LAG and LEAD allow you to access data from previous or subsequent rows in the same result set without any joins.

Let there be some time series data: a table of city names, dates, and daily maximum temperatures. That’s what we see in the first three columns of the following table (not necessarily ordered).

city	dt	temp	prev_temp	next_temp	diff
Leipzig	2024-01-01	0	NULL	5	NULL
Leipzig	2024-01-02	5	0	-3	5
Leipzig	2024-01-03	-3	5	-1	-8
Leipzig	2024-01-04	-1	-3	NULL	2
Paris	2024-01-01	8	NULL	3	NULL
Paris	2024-01-02	3	8	12	-5
Paris	2024-01-03	12	3	NULL	9

The remaining columns are derived from the first three with the help of LAG and LEAD (What’s new in SQL:2011, 8.2.1).

SELECT *,
    LAG(temp) OVER city_dt AS prev_temp,
    LEAD(temp) OVER city_dt AS next_temp,
    temp - LAG(temp) OVER city_dt AS diff
FROM temperature
WINDOW city_dt AS
    (PARTITION BY city ORDER BY dt);

What happens here? We partition the table by city and order each partition by date. Now we pick the previous and the next temperature for each row within each partition. If there is no previous or next data point within the same partition, we get NULL. One use case for this is computing differences between adjacent rows.

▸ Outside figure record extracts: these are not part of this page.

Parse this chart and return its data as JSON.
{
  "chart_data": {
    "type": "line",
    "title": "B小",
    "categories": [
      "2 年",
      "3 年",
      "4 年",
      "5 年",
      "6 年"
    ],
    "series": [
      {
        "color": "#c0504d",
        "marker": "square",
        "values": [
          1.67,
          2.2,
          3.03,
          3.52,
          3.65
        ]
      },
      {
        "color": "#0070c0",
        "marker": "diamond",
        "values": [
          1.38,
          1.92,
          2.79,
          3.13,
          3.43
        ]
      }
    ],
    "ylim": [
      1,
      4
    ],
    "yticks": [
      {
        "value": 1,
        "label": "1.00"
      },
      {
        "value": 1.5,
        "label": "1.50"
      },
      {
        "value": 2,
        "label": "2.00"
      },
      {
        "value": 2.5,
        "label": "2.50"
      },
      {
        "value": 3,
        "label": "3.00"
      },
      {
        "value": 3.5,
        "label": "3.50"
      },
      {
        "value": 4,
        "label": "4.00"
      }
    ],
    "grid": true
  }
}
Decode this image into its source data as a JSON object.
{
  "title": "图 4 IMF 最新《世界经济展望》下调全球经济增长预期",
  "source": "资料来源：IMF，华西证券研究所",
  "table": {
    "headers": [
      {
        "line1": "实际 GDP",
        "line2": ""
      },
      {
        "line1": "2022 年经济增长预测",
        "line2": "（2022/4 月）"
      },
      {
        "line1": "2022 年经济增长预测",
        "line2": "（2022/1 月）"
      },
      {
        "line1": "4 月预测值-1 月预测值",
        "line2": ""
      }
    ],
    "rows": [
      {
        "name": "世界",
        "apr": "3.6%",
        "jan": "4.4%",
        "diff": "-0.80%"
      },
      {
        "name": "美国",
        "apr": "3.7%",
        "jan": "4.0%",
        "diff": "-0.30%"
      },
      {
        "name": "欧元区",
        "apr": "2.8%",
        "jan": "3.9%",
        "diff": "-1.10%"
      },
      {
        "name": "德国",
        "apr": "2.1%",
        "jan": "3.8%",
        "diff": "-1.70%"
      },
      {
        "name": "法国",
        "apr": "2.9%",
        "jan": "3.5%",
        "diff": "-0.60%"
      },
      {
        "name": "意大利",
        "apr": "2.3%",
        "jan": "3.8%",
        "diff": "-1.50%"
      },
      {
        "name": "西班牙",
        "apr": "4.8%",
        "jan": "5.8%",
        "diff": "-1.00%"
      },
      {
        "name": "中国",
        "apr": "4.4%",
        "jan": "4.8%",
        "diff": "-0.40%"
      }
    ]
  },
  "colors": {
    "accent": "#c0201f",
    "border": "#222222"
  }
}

Why is it fast? The data can be partitioned in linear time using hashes of the PARTITION BY values. After this first step, we can work on each partition in parallel, starting with ORDER BY. If the number of partitions is much smaller than the number of threads, we might want to add some intra-partition parallelism, see Efficient Processing of Window Functions in Analytical SQL Queries (Leis et al., 2015).